The fuel cell is technology Honda’s been working on for decades, and it believes it is one answer to the dilemma of what will power the cars of the future. It’s still not a mainstream proposition – the firm’s currently making just three Claritys a day, and if they were sold, each would cost more than £40,000 – but it’s the next step in the eventual introduction of this tech.
In terms of how it feels on the road, it’s already there. If you’ve driven an electric car, you’ll have a good idea of how quiet, sophisticated and easy the Clarity is. This is a plush, upmarket-feeling car, one you could already see as a next step for someone driving, say, a Nissan Leaf.
Honda Clarity Fuel Cell
Motor: Electric, hydrogen fuel cell
Torque: 221lb ft
Gearbox: Direct drive
Kerb weight: 1800kg
Top speed: 104mph
Range: 403miles (NEDC, claimed)
CO2 emissions: 0g/km
It’s a big car, 4.9 metres long, with a saloon body made from an exotic mix of aluminium, high-strength steel and composites. Honda’s breakthrough has been in achieving a conventional layout for the fuel cell engineering, which is now fully packaged beneath the bonnet, just like in a normal car. In the rear are two hydrogen tanks, giving enough gas for Honda to claim the longest driving range of any zero-emissions car.

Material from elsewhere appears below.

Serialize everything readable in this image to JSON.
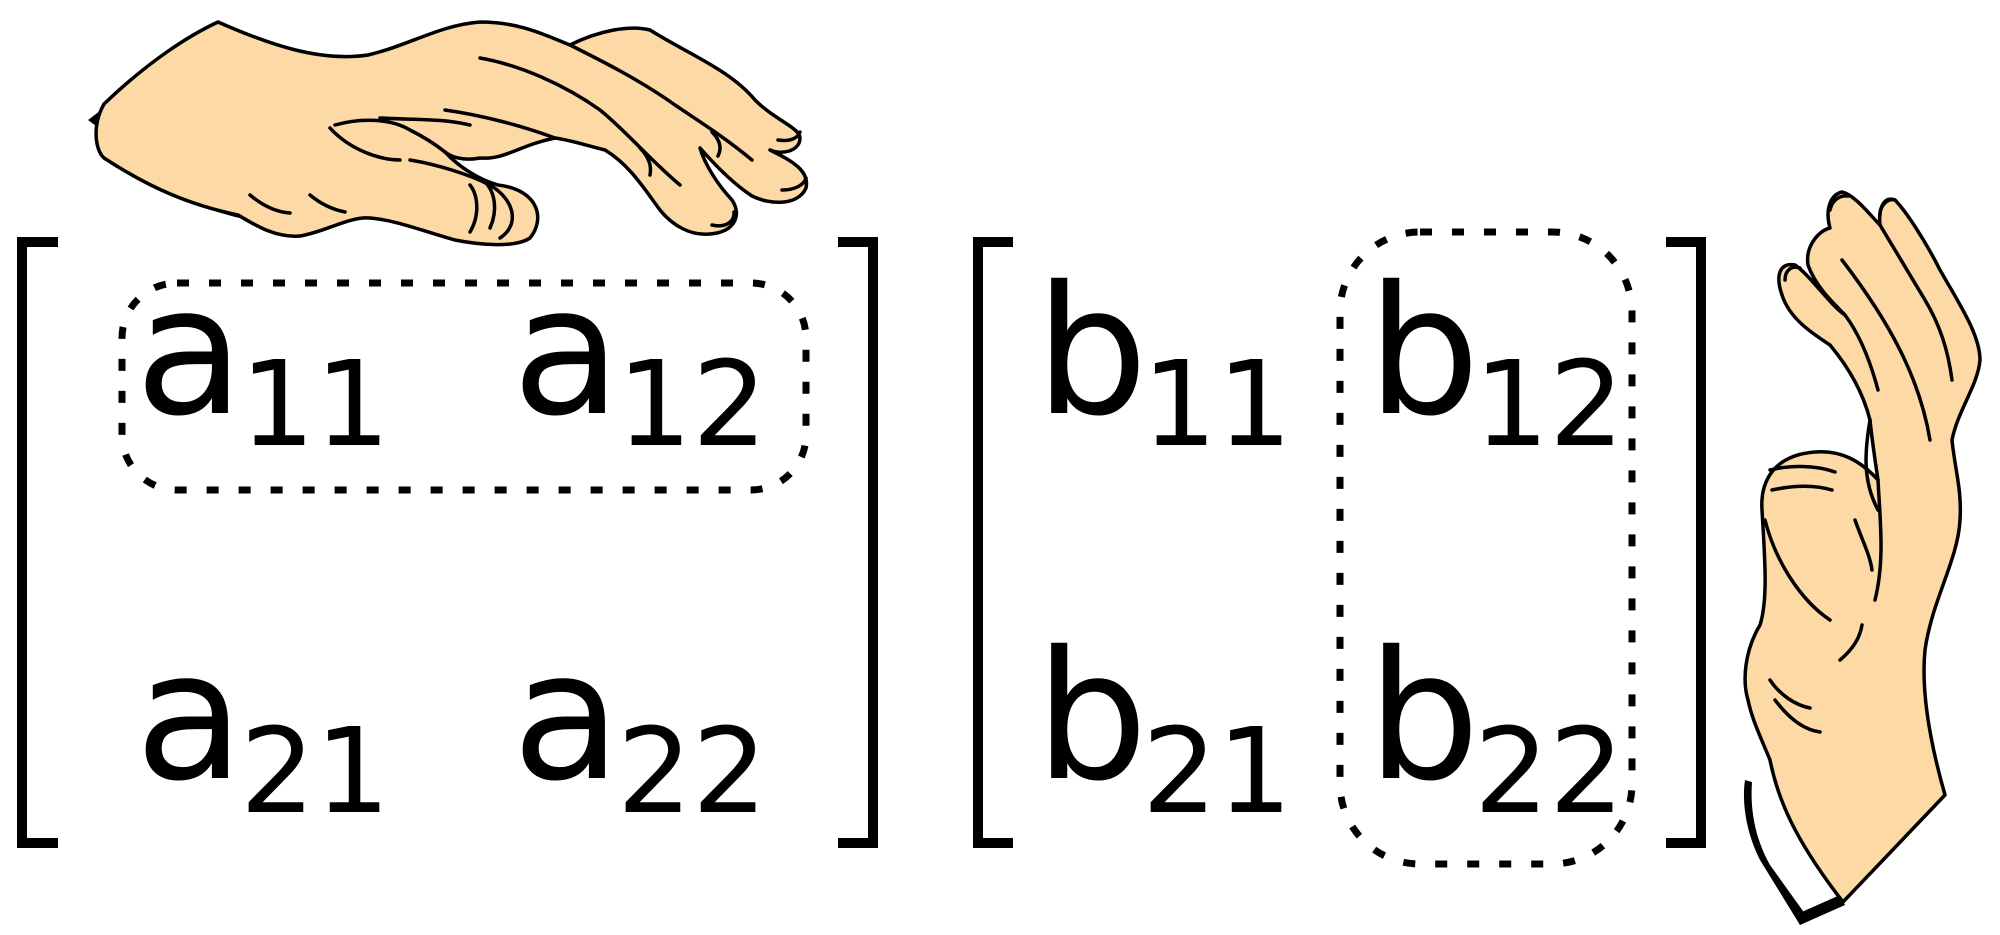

It feels posh inside, with a plush feel to the dashboard and plentiful space for front-seat occupants. It’s OK in the rear too, but only for two people: Honda claims this is a five-seater but the third person would soon be grumbling. The boot is reasonable, although its overall shape is compromised by the intrusion of the fuel cell tanks.
It has an upmarket feel in action. It emits just a steady hum as it moves smartly from rest, with linear and completely smooth acceleration. Lift off and you’ll hear a distant whine as the regeneration system charges the battery; pressing the sport button strengthens this effect, although it otherwise doesn’t significantly sportify the rest of it.
For such a big car, handling is neat and the steering is positive. It’s neutral and has decent grip; it doesn’t object to being thrown about. The ride is decent, and everything about how it drives complements the Rolls-Royce-like silence of the hydrogen fuel cell system.
So although you can’t yet buy it, you may still want to – and if everything goes to plan, you’ll certainly want to consider the next generation model due in half a decade. If Honda can get the price right and continue evolving the talents of this already-impressive model, it’s a future car we’re already anticipating.